Review - Suicide Squad

‘Suicide Squad’ is the latest from the production line of big budget superhero films. The build up to its release came with a wealth of hype and debate - from the casting of Will Smith and Jared Leto, to the quality of the trailer.

The film itself is a decent, yet empty spectacle; weighed down by several faults. Some characters are arguably underdeveloped, such as Slipknot who is essentially there to be killed for early plot tension. And I’m still unsure what purpose Killer Croc served to the plot, if any. The nefarious bogan Captain Boomerang gets a few cheeky lines, but contributes little overall. But the worst case of underdevelopment belongs to the villain; who is given minimal motivation, and barely anytime to make an impression. In regards to plot, the lack of development causes several moments which have you questioning certain characters’ motivations and reasoning; to the point where it’ll surely have a high point tally on the notable YouTube series CinemaSins.

But, there are some things to applaud. The colourful, elaborate visual style is engaging and at times stunning. Smith, Leto, and Margot Robbie all give entertaining performances; this is clearly their show (Though Leto’s Joker often borders on a Heath Ledger impersonation). And there are many edgy moments and humorous lines that add a vibrancy to the film, and sets it apart from archetypes of the genre. Though, is this entirely the case?

Marvel has cashed in big, and reaped critical praise from two of their recent efforts; ‘Guardians of the Galaxy’ and ‘Deadpool’, both of which are heavy on comedy and utilize a soundtrack of hit songs. Now it seems that rivals DC are emulating the same formula, hoping for similar success. This element of levity was also a part of the pre-release hype, as it was reported that reshoots of the film had been ordered. Though this is common in big budget productions, the reshoots were reportedly to make the film more light-hearted. This certainly helped, as the unremarkable action meant that the banter of the characters was the most memorable thing about ‘Suicide Squad’.

This supposed panic from the studio was in no doubt in part spurred by the negative reaction to, and box-office drop-off of ‘Batman vs. Superman’, which was criticized for its sombre, serious tone.

So where does this leave the future of the superhero genre? With sequels to ‘GOTG’, ‘Deadpool’ and ‘Suicide Squad’ in the works, and the latest trailer for ‘Justice League’ being joke-heavy, it seems that the genre is slowly splicing itself with comedy.

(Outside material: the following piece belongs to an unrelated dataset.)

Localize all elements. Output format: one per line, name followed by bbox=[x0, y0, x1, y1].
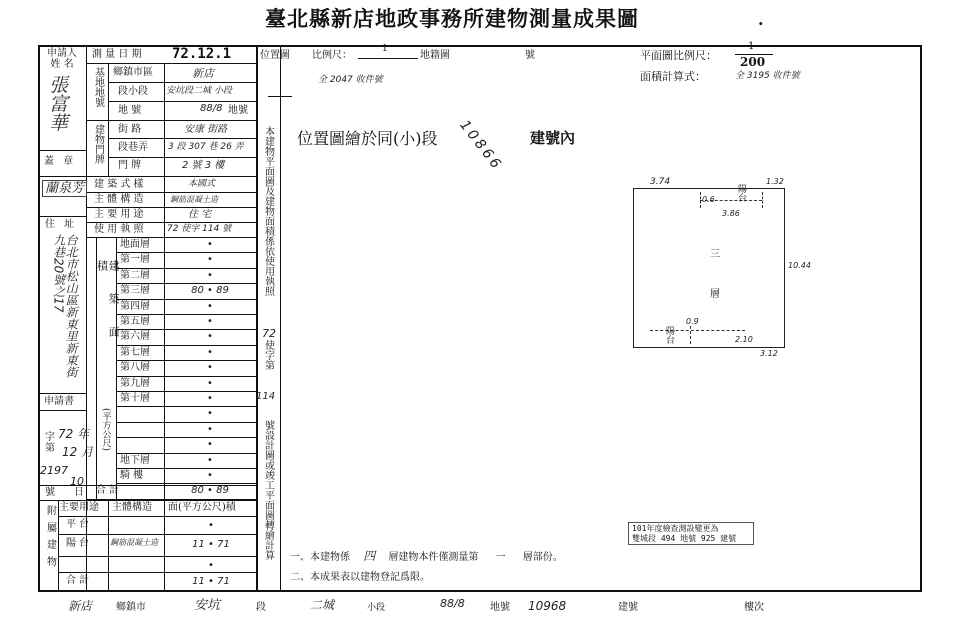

This is supposedly a step away from the gritty, semi-realism established by Christopher Nolan’s Dark Knight Trilogy (though those films had their moments of levity) which franchise films of the past decade have been trying to emulate. And it seems that this isn’t entirely contained to the superhero genre, as it’s been recently reported that the upcoming Star Wars instalment; ‘Rogue One’, has undergone reshoots to lighten the mood and bring some levity. 

Franchise films are thus employing comedic elements as a cornerstone for audience engagement. Though this can be refreshing as opposed to a film that takes itself too seriously, this cannot be a substitute for good writing; as ‘Suicide Squad’ evidently still had problems. The best ‘quick fix’ I can suggest to the Hollywood big-wigs in regards to franchise films is compelling characters and clearly motivated action; this is where ‘GOTG’, ‘Deadpool’ and the Dark Knight Trilogy all succeeded, and what DC ought to follow if their new extended universe is to leave an impression.